Sinclair sigue el curso de los ríos entubados por el alarde de progreso victoriano -el Hackney, el Walbrook, el Effra, y sobre todo el Fleet- y a su paso florecen las coincidencias, las constelaciones, las conexiones ocultas: el bautismo ritual en el barro de Swedenborg en el Fleet, el aura oscura de las casas construidas sobre los ríos perdidos que detecta un zahorí, leyendas de una raza monstruosa de cerdos negros que se alimentaba de basura en las alcantarillas de Hampstead, evocaciones de Conrad, Constable y Wells entreveradas con esténcils y grafitis, y hasta una excursión en kayak inflable a lo Herzog por el Hackney para burlar los vallados de la Villa Olímpica. Todo fluye en el torrente de la prosa (alguien dijo que a Sinclair no se lo lee sino que se lo navega) y las mismas metáforas acuáticas iluminan la contracara sombría de la imaginación visionaria.
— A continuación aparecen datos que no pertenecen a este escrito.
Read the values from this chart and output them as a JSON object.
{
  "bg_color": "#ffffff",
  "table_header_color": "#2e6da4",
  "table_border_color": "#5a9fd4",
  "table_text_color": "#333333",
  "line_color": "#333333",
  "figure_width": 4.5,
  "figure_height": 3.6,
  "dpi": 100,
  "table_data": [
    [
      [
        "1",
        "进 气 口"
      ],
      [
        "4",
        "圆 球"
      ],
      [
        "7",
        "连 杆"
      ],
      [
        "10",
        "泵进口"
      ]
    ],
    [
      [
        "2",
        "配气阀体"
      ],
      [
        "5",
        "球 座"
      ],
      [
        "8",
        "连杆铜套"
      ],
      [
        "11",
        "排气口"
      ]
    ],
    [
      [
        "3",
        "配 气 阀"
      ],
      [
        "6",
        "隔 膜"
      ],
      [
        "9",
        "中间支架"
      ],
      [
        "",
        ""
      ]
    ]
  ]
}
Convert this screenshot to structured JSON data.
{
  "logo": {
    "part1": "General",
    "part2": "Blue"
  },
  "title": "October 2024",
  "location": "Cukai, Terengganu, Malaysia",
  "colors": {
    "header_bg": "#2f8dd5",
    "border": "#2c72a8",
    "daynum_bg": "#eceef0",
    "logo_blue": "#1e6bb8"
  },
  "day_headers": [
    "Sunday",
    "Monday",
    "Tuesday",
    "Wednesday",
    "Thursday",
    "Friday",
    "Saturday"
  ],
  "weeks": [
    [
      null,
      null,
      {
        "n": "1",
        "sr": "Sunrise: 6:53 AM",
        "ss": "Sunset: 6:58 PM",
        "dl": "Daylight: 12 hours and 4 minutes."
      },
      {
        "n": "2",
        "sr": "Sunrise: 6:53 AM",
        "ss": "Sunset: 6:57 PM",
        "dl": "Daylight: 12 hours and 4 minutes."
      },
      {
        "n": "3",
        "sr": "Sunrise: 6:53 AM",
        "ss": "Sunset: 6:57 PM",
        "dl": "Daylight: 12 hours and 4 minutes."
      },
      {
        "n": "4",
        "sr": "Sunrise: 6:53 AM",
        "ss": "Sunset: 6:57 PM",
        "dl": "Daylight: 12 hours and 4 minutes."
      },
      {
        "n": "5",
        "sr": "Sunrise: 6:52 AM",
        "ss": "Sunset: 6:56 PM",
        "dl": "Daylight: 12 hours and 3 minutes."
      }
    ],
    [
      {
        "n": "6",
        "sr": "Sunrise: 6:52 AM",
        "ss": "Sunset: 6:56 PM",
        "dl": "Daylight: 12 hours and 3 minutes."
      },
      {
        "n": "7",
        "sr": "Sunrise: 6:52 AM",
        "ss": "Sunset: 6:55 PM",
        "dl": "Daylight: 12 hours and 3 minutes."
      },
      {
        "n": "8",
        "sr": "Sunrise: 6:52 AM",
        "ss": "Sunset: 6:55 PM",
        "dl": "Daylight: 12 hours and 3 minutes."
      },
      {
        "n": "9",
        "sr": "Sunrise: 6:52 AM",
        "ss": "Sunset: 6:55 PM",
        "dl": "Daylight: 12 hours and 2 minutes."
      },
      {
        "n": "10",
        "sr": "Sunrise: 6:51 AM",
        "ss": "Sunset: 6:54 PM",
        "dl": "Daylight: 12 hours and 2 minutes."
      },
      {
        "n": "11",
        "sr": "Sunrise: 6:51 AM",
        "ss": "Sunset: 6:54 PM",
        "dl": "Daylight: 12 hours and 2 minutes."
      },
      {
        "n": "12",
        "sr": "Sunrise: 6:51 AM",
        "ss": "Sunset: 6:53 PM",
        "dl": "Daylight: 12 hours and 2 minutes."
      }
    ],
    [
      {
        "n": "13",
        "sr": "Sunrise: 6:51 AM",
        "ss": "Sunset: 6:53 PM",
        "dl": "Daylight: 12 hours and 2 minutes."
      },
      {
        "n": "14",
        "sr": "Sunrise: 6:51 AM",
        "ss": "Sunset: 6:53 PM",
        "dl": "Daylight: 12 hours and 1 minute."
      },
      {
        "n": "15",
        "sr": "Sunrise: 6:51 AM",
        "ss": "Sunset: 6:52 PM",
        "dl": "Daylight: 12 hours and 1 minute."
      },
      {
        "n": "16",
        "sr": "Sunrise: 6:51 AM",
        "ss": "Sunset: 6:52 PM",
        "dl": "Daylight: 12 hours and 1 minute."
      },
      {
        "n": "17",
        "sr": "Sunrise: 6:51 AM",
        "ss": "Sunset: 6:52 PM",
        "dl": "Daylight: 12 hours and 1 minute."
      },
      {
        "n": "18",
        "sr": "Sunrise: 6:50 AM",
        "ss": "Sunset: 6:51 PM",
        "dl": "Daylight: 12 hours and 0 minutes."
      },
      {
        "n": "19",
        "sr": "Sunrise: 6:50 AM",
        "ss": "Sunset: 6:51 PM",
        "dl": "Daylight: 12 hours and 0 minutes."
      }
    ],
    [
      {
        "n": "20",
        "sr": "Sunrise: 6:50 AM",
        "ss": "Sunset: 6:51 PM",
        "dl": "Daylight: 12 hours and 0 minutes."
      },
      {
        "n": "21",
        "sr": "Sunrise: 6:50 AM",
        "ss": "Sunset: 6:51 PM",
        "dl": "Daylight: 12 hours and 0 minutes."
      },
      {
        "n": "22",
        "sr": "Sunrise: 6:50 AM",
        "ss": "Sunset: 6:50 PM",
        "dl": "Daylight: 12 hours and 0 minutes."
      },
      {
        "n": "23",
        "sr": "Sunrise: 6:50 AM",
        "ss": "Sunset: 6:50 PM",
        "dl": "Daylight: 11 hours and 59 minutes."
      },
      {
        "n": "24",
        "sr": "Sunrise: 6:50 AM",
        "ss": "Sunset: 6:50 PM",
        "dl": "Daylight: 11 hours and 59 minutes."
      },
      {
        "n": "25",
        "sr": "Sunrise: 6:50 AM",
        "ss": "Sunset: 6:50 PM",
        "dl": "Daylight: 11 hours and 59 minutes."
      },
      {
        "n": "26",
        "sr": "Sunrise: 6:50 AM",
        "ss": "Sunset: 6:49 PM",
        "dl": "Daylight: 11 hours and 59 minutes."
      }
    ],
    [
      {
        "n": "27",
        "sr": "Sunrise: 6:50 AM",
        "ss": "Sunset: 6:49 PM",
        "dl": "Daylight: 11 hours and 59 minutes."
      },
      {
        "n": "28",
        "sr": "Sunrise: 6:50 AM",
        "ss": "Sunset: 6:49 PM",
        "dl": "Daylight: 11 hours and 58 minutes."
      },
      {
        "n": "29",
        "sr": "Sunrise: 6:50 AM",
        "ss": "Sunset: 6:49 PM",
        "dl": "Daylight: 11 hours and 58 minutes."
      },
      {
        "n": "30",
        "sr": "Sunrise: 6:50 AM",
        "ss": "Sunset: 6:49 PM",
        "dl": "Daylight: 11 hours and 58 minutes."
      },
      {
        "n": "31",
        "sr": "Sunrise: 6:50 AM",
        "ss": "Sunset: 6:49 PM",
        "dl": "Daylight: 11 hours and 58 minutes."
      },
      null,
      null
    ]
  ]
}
En la Londres del siglo XXI brillan el río de la autopista M25 (“un torniquete de asfalto que los cisnes confunden con agua”), Westfield y las Olimpíadas (“el anti-río, anti-flujo, una negación de la libertad de derivar y deambular”) y la nueva catedral del consumo en el gran centro comercial: “De las pantallas de alta definición caen cascadas, pero no se las puede beber. Y uno no se moja. Westfield abolió el clima. La única cosa que hay abajo de este monolito es un estacionamiento”.
También en “El sublime topográfico” el topos es la Londres inmemorial, pero la brújula del recorrido es esta vez la obra revisitada del visionario mayor, William Blake. Y si en su Jerusalén la ciudad era un cuerpo físico y espiritual (“una ciudad de cuatro pliegues, la Londres que está arriba y abajo de la Londres temporal”), su versión contemporánea -cercada, vigilada, virtual- es la perversión del espíritu libertario de Blake: del “sublime topográfico” al “rídiculo topográfico” de los vallados, los shoppings y las cámaras de vigilancia. Esquirlas de esa disidencia subterránea afloran sin embargo en los enchapados de madera y los viejos muros de ladrillo: “La hierática cabeza de Alfred Hitchcock, el voyeur de los voyeurs, aparece ploteada junto a un cita situacionista y, en varios lugares, versos de Blake. «El pensamiento humano es aplastado por la mano de hierro del Poder.»
El paisaje, es cierto, es empecinadamente local pero la rumia exaltada de Sinclair cabe a cualquier gran ciudad. Lo que cuenta es la mirada del “entropólogo”, experto en esa disciplina que Lévi-Strauss imaginó hacia el final de sus “Tristes trópicos”, capaz de describir la destrucción que impulsa el hombre mismo, una máquina más despiadada con los pliegues del tiempo en las ciudades que los huracanes y los terremotos.